The only movies which would require upscaling to 4K are those released between about mid-2000s to mid-2010s, the advent of native digital cinema, but filmed in 2K. Everything before was filmed in 35mm film, which can be scanned to 4K with information to spare; everything after is filmed in native digital 4K or more.
Moreover, upscaling which deal only with resolution has absolutely no need of AI. Any TV will decently upscale in _real-time_ a non-4K movie, and more sophisticated techniques can give basically indistinguishable results. 2017's _Alien: Covenant_ was voluntarily produced in 2K but released in 4K through upscaling and the image look just great.
> The only movies which would require upscaling to 4K are those released between about mid-2000s to mid-2010s, the advent of native digital cinema, but filmed in 2K. Everything before was filmed in 35mm film, which can be scanned to 4K with information to spare; everything after is filmed in native digital 4K or more.
Good to call this out, I think this is something that's really lost on people.
It really blows my mind that George Lucas, for all of his apparent obsessive concern about his films supposedly looking dated, chose to shoot Star Wars Episode 2 in 1080p in contrast to Episode I on 35mm film.
I guess 1080p was the big shiny edge thing back at the time. 35mm can supposedly be scanned beyond 8K, so you could theoretically consider 4K filming not good enough neither.
Precision should be part of the spec for integrations.

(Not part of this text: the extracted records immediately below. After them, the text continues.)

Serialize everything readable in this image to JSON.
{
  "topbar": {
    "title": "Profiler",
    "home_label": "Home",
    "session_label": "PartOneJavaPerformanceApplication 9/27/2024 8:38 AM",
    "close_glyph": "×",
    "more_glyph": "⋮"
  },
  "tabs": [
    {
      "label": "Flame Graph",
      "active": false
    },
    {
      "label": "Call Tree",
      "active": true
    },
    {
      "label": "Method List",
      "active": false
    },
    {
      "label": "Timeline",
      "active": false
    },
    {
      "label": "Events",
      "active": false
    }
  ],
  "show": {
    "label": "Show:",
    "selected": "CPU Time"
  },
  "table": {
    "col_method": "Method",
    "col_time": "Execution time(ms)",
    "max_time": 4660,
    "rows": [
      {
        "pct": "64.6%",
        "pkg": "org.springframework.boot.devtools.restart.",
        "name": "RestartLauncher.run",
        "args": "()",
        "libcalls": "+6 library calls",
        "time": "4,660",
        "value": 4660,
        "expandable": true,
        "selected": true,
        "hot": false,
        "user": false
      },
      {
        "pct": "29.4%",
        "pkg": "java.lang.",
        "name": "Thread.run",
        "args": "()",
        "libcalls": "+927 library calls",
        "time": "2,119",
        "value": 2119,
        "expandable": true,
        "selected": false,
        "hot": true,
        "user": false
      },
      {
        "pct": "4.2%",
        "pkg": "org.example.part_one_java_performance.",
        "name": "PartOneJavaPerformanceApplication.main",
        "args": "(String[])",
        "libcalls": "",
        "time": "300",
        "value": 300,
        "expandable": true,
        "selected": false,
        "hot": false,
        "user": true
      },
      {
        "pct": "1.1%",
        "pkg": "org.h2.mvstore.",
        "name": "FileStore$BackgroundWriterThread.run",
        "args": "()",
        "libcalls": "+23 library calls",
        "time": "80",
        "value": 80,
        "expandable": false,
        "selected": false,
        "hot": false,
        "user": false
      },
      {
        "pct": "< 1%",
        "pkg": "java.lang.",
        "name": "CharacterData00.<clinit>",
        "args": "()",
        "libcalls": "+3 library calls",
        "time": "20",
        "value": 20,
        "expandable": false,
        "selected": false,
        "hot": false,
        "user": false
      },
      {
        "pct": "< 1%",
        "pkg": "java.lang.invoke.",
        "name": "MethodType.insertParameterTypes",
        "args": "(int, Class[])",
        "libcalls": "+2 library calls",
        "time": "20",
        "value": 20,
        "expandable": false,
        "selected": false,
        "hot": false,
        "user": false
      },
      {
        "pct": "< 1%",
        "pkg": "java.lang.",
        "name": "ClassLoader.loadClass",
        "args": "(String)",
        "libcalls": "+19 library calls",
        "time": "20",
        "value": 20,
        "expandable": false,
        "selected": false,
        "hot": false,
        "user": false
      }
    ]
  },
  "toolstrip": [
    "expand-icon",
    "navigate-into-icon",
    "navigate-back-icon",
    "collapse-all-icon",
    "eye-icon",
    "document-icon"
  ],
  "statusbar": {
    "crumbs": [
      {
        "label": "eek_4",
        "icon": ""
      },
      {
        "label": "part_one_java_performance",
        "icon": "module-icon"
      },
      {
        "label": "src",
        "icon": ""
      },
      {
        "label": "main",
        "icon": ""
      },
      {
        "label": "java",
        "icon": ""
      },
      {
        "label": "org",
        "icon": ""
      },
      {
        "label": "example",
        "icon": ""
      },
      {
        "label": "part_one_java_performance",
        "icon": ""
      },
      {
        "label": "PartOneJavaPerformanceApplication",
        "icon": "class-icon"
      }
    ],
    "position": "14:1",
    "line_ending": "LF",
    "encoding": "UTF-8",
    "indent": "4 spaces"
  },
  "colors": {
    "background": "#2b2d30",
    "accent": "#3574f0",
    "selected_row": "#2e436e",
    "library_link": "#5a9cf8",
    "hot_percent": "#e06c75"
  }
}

With the integer multiple of minimal unit, that makes it clear in the API what it is.
e.g. it doesn't make sense to support billing in sub-currency unit amounts just by allowing it in your API definition, as you're going to need to batch that until you get a billable amount which is larger than the fee for issuing a bill. Even for something like $100,000.1234, the bank doesn't let you do a transfer for 0.34c.
For cases where sub-currency unit billing is a thing, it should be agreed what the minimal unit is (e.g. advertising has largely standardised on millicents)
Yeah I am more laughing that once encoded in JSON as { "p": 2256, "dp": 2 } you are using 2 floating point numbers. But JSON, and indeed JS wasn't designed.
To be clear, I wasn't advocating for flexible decimal points. There is no "dp" parameter in the solution I was proposing. It's just documented in the API that "price" is denominated in cents (or satoshis or whatever you want)
Then you should store the time as well, because the number of decimals in a currency can change (see ISK). Also, some systems disagree on the number of decimals, so be careful. And of course prices can have more decimals. And then you have cryptocurrencies, so make sure you use bigints
You store it as an integer, but as we just saw in the OP, for general interop with any system that parses JSON you have to assume that it will be parsed as a double. So to avoid precision loss you are going to have to store it as a string anyway. At that point it's upto you whether you want to reinvent the wheel and implement all the required arithmetic operations for your new fixed-point type. Or you could just use the existing decimal type that ships on almost every mature platform: Java, C#, Python, Ruby, etc.
In dollars, what do you get up to with a double of cents without precision loss? It's in the trillions, I figure? So a very large space of applications where smallest-denomination-as-JSON-number is going to be fine.